Tule Springs Ranch
Now a city park, this site started as a stage stop, then was a working ranch, and finally became a dude ranch that specialized in letting wannabe divorcees establish Nevada residency.
Tule Springs lie in the northwest part of the Las Vegas Valley, at the edge of the present city. As a perennial water source in this arid land, the springs have always been of extraordinary importance to the area’s people and wildlife. To this day several ponds support substantial waterfowl populations, as well as other wildlife and even fish stocks.

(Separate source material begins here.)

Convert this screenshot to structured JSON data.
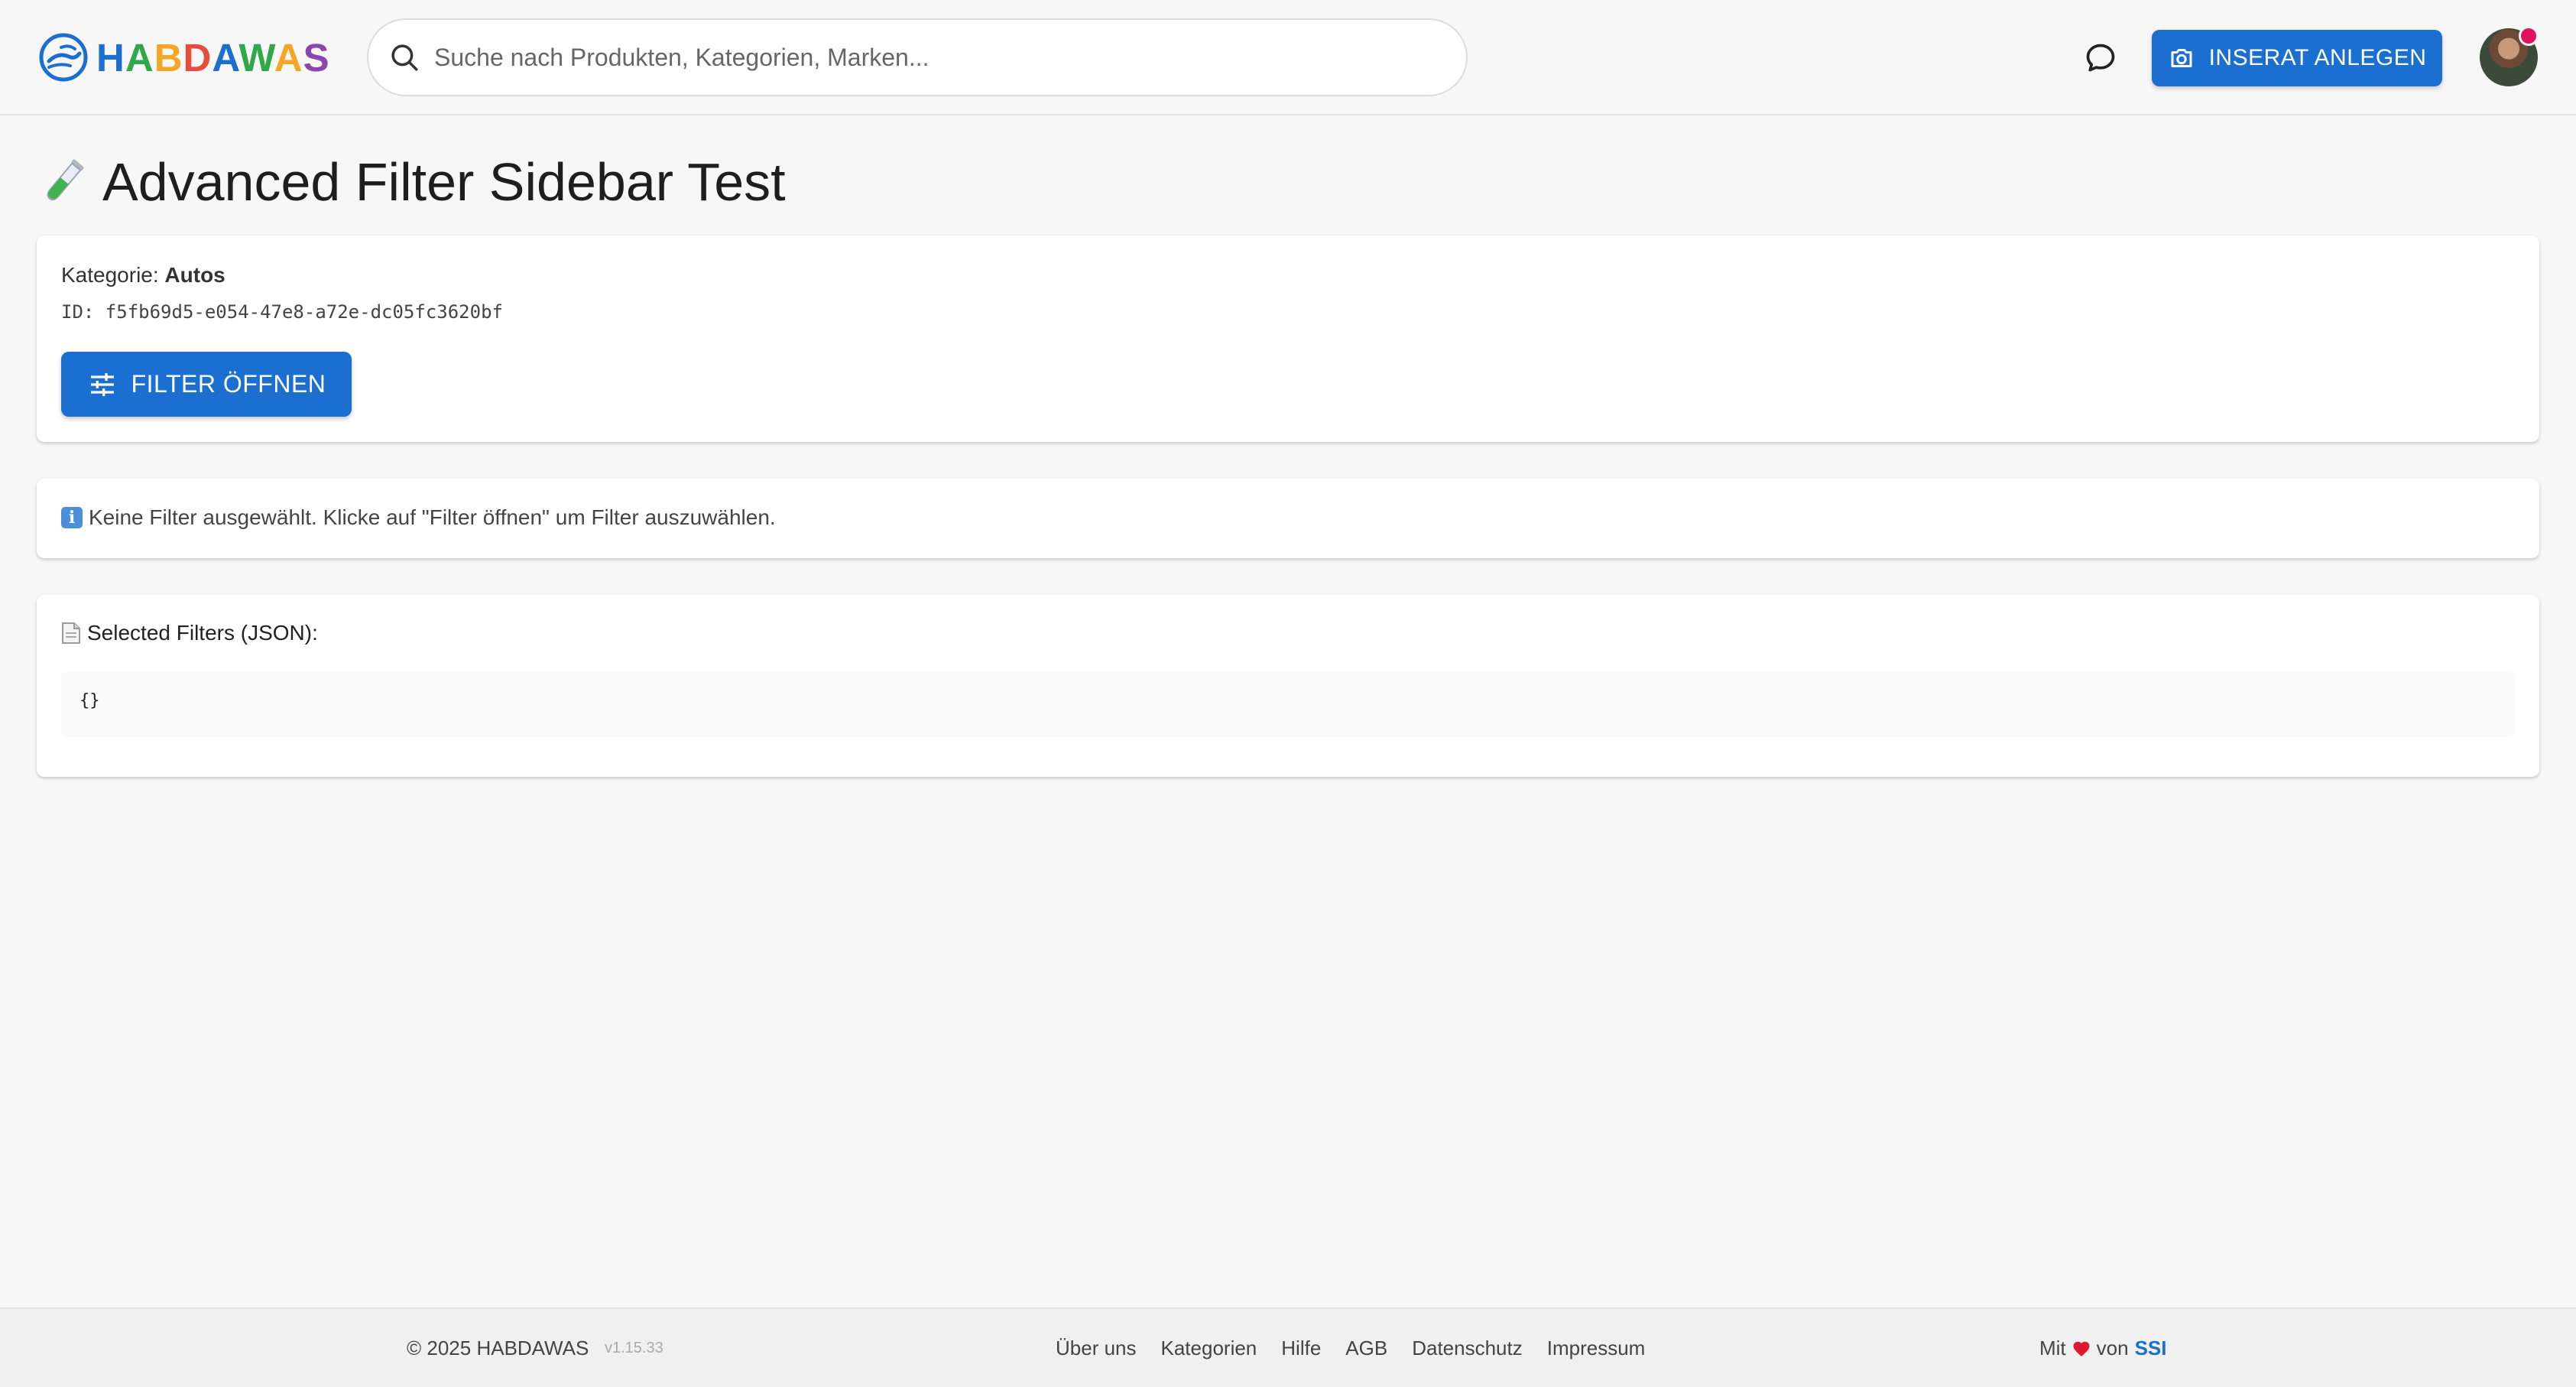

Unsurprisingly, the springs were homesteaded around the end of the 19th century. The ranch acted as a stage stop briefly for the early 20th-century mining booms centered around Rhyolite, about 100 miles to the northwest. When the stage line folded, Tule Springs again became a working ranch. After World War II, however, it became a dude ranch with a twist—a so-called “divorce ranch.” People wishing to get a divorce could stay there to establish Nevada residency.
In 1931, Nevada lowered the time required to establish state residency to only six weeks. At a time when many other states had made divorces almost impossible to obtain, Nevada had already liberalized its divorce laws and a “Nevada divorce” had become notorious among celebrities and the well-heeled. The reduced residency time made this option available to a lot more people, and a cottage industry sprang up to accommodate those needing to become temporary Nevadans.

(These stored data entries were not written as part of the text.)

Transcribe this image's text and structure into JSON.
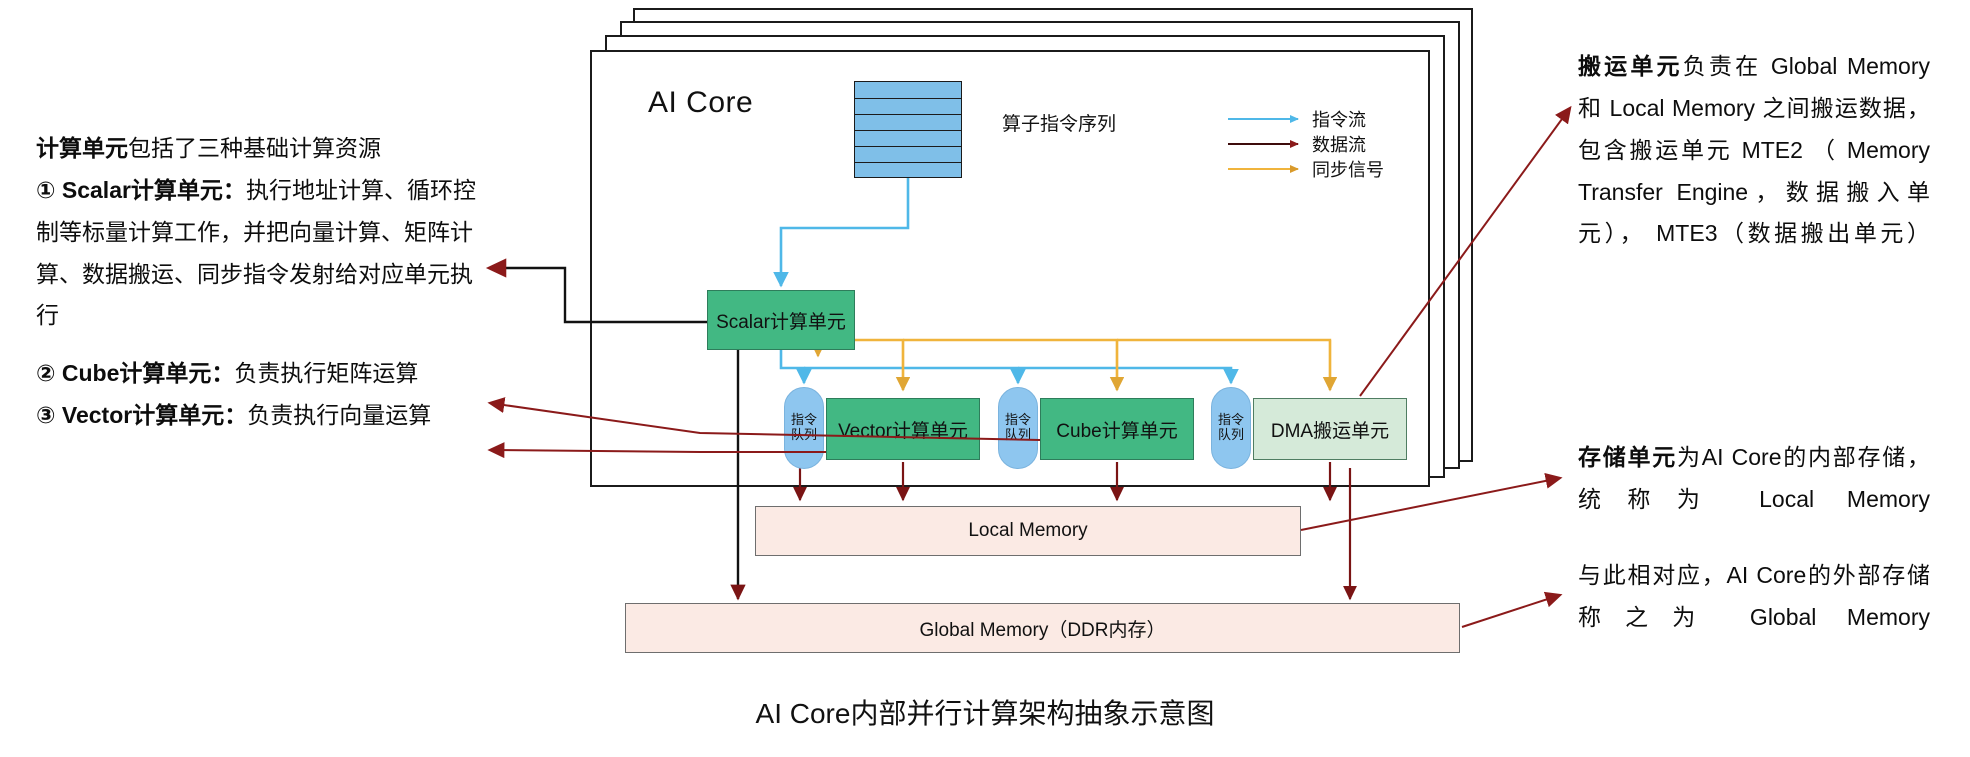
{
  "diagram": {
    "caption": "AI Core内部并行计算架构抽象示意图",
    "core_label": "AI Core",
    "instruction_sequence_label": "算子指令序列",
    "instruction_sequence_rows": 6,
    "blocks": {
      "scalar": "Scalar计算单元",
      "vector": "Vector计算单元",
      "cube": "Cube计算单元",
      "dma": "DMA搬运单元",
      "local_memory": "Local Memory",
      "global_memory": "Global Memory（DDR内存）"
    },
    "queue_label": "指令\n队列",
    "queue_line1": "指令",
    "queue_line2": "队列",
    "legend": [
      {
        "label": "指令流",
        "color": "#4fb8e8"
      },
      {
        "label": "数据流",
        "color": "#4a0f0f"
      },
      {
        "label": "同步信号",
        "color": "#f0b43c"
      }
    ],
    "colors": {
      "instruction_flow": "#4fb8e8",
      "data_flow": "#5c1414",
      "sync_signal": "#f0b43c",
      "annotation_arrow": "#8b1a1a",
      "compute_block": "#42b883",
      "dma_block": "#d5ead9",
      "memory_block": "#fbeae4",
      "queue_pill": "#8ec6ef",
      "instruction_stack": "#7fbfe8"
    }
  },
  "annotations": {
    "left": {
      "heading_bold": "计算单元",
      "heading_rest": "包括了三种基础计算资源",
      "items": [
        {
          "marker": "①",
          "bold": "Scalar计算单元：",
          "text": "执行地址计算、循环控制等标量计算工作，并把向量计算、矩阵计算、数据搬运、同步指令发射给对应单元执行"
        },
        {
          "marker": "②",
          "bold": "Cube计算单元：",
          "text": "负责执行矩阵运算"
        },
        {
          "marker": "③",
          "bold": "Vector计算单元：",
          "text": "负责执行向量运算"
        }
      ]
    },
    "right_top": {
      "bold": "搬运单元",
      "text": "负责在 Global Memory 和 Local  Memory 之间搬运数据，包含搬运单元 MTE2 （ Memory Transfer Engine，数据搬入单元）， MTE3（数据搬出单元）"
    },
    "right_mid": {
      "bold": "存储单元",
      "text": "为AI Core的内部存储，统称为 Local Memory"
    },
    "right_bottom": {
      "text": "与此相对应，AI Core的外部存储称之为 Global Memory"
    }
  }
}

The grounds are shady and park-like, with big lawns and exotic birds such as peacocks wandering around. The old ranch buildings are largely whitewashed brick, which probably made them bearable during the Las Vegas summer even before air-conditioning. Lots of photographs and informational signs tell about the “divorce ranch” years.

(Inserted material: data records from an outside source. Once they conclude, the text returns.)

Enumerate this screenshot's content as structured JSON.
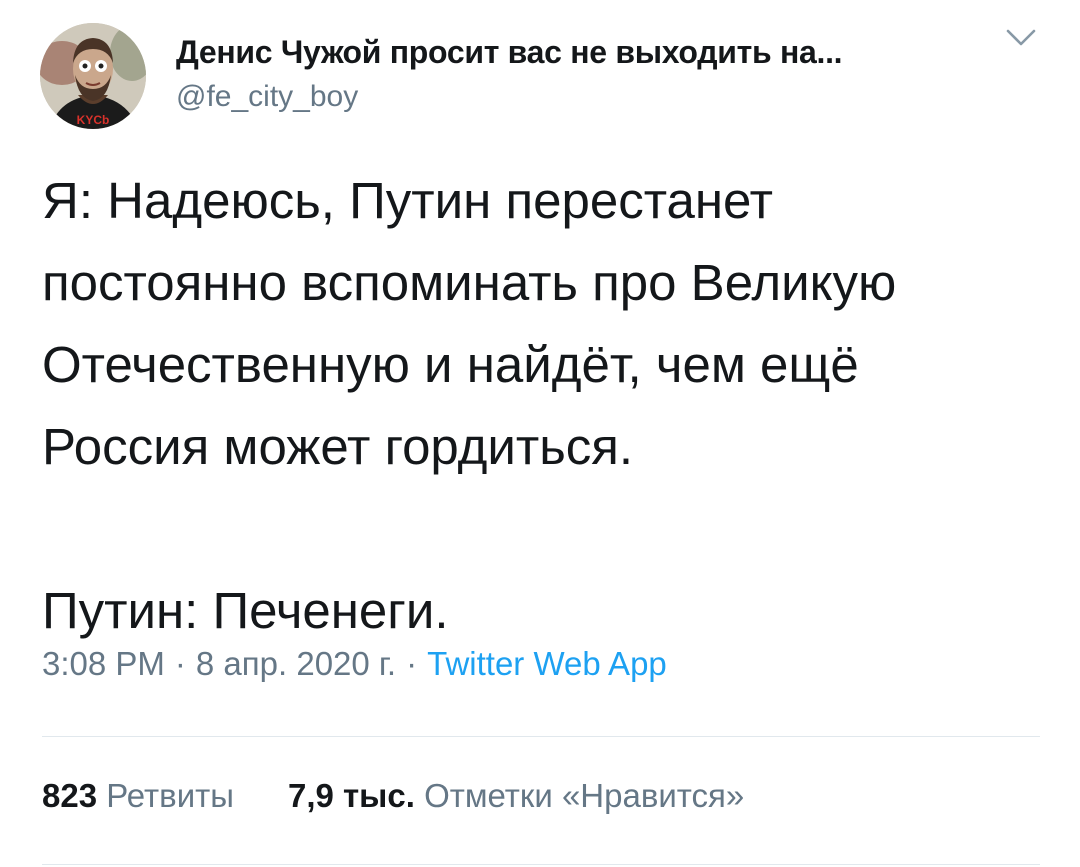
{
  "author": {
    "display_name": "Денис Чужой просит вас не выходить на...",
    "handle": "@fe_city_boy",
    "avatar_shirt_text": "KYCb"
  },
  "tweet": {
    "text": "Я: Надеюсь, Путин перестанет\nпостоянно вспоминать про Великую\nОтечественную и найдёт, чем ещё\nРоссия может гордиться.\n\nПутин: Печенеги."
  },
  "meta": {
    "time": "3:08 PM",
    "separator": "·",
    "date": "8 апр. 2020 г.",
    "source": "Twitter Web App"
  },
  "stats": {
    "retweets_count": "823",
    "retweets_label": "Ретвиты",
    "likes_count": "7,9 тыс.",
    "likes_label": "Отметки «Нравится»"
  },
  "colors": {
    "text": "#14171a",
    "secondary": "#657786",
    "link": "#1da1f2",
    "divider": "#e1e8ed"
  }
}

Divorce ranches faded away in the early 1960s as other states liberalized their divorce laws. The area was acquired as a city park by Las Vegas in 1964, which (after some vicissitudes) it remains today. It was renamed for former state senator Floyd Lamb in the late 1970s, and the name has stuck—despite Lamb having been convicted of bribery in 1983.
Know Before You Go
Take US 95 northbound toward Tonopah and exit right (north) at Durango Blvd. In about half a mile turn right on Brent Road, which turns into Tule Springs Road.